Autechre @ Hearn Street Car Park, London

4 March 2008


Music critics are often characterised with the most negative of clichs.

Infamous tales abound; of turning up for one track and basing a whole review on it, of using extensive vocabulary to lust after a singer’s cheekbones, leaving aside any mention of the musical output.

So applaud, if you will, the dedication necessary to wander the streets of east London at near midnight on a freezing Tuesday evening, in the hope of happening upon that most traditional setting for live music that is… a car park.

Conventional it isn’t. Unconventionality is a theme that continues throughout Autechre’s first UK outing in three years. It comes with the expectation of a unique experience, as well as the chance to hear Rob Brown and Sean Booth’s ninth opus Quaristice in a live setting.

Sheffield’s cult favourites SND attempt to set the evening off on the right foot, but their minimal electro isn’t enough to hold the attention of most. They’d be hypnotic after a hedonistic night out, but the intensity is lost here.

Observers would be forgiven for thinking Autechre have set themselves out to lose here. The Warp mainstays opt to stand to the far right of the platform that serves as a stage, ensuring a good half of the audience won’t be able to see a thing. This move is underlined when, upon their grace onto stage, any sort of lighting that had been provided was cut, essentially meaning the crowd were in total darkness.

It shouldn’t work. But while the lack of any visual stimulation would deter some in this environment (the lighting being as big a part of the show as the music in some electronic gigs), if nothing else this forces the crowd to focus on the music, each beat and each rhythm being accounted for.

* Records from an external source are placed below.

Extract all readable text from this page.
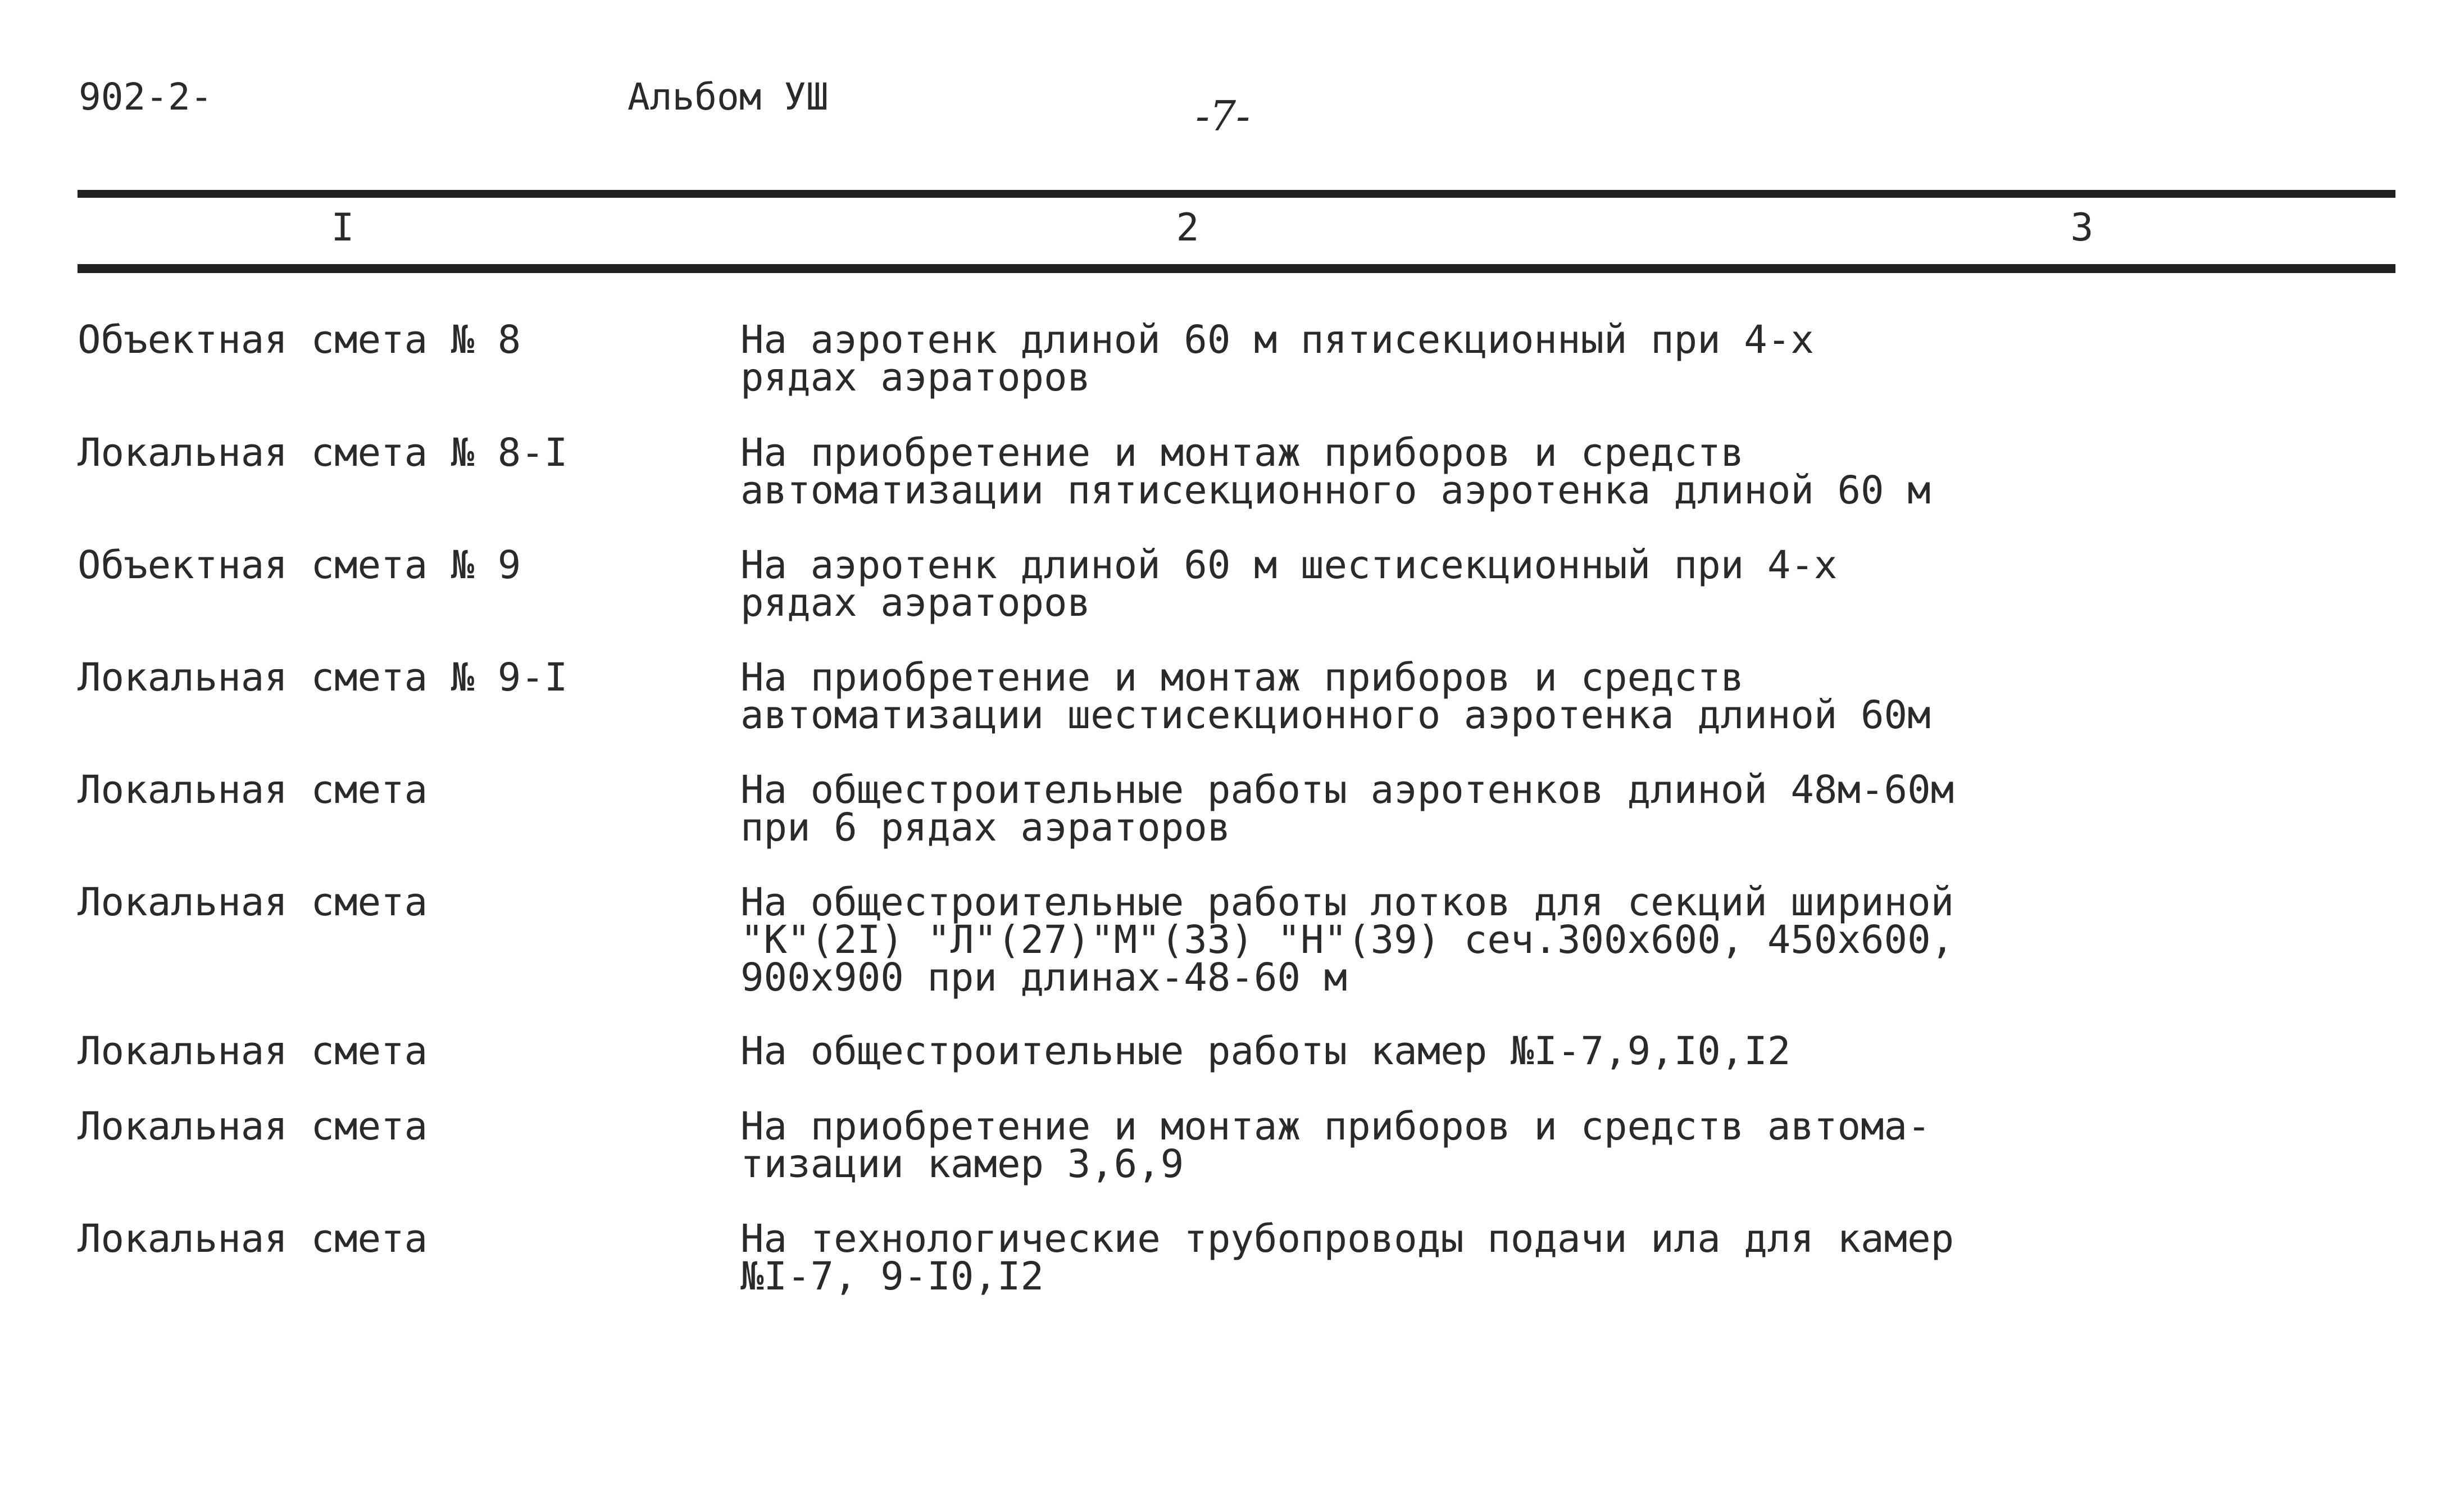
902-2-	Альбом УШ	-7-
I	2	3
Объектная смета № 8	На аэротенк длиной 60 м пятисекционный при 4-х
рядах аэраторов
Локальная смета № 8-I	На приобретение и монтаж приборов и средств
автоматизации пятисекционного аэротенка длиной 60 м
Объектная смета № 9	На аэротенк длиной 60 м шестисекционный при 4-х
рядах аэраторов
Локальная смета № 9-I	На приобретение и монтаж приборов и средств
автоматизации шестисекционного аэротенка длиной 60м
Локальная смета	На общестроительные работы аэротенков длиной 48м-60м
при 6 рядах аэраторов
Локальная смета	На общестроительные работы лотков для секций шириной
"К"(2I) "Л"(27)"М"(33) "Н"(39) сеч.300х600, 450х600,
900х900 при длинах-48-60 м
Локальная смета	На общестроительные работы камер №I-7,9,I0,I2
Локальная смета	На приобретение и монтаж приборов и средств автома-
тизации камер 3,6,9
Локальная смета	На технологические трубопроводы подачи ила для камер
№I-7, 9-I0,I2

Much like the almost excruciatingly minimal artwork that accompanies their ninth long-player Quaristice they, in essence, strip down the conventions of the live music experience and tell the audience: This is what you should be focusing on. Nothing else should matter. Most artists would see such behaviour result in them falling flat on their face, but with so much going on within every layer that is laid down, the need to want to hear more is unavoidable. The small reflection of the duo’s shadows in the wall behind them are the only physical appearance that is made all evening, but the euphoric response given from the audience speaks volumes in terms of deeming this test of conventions a massive success.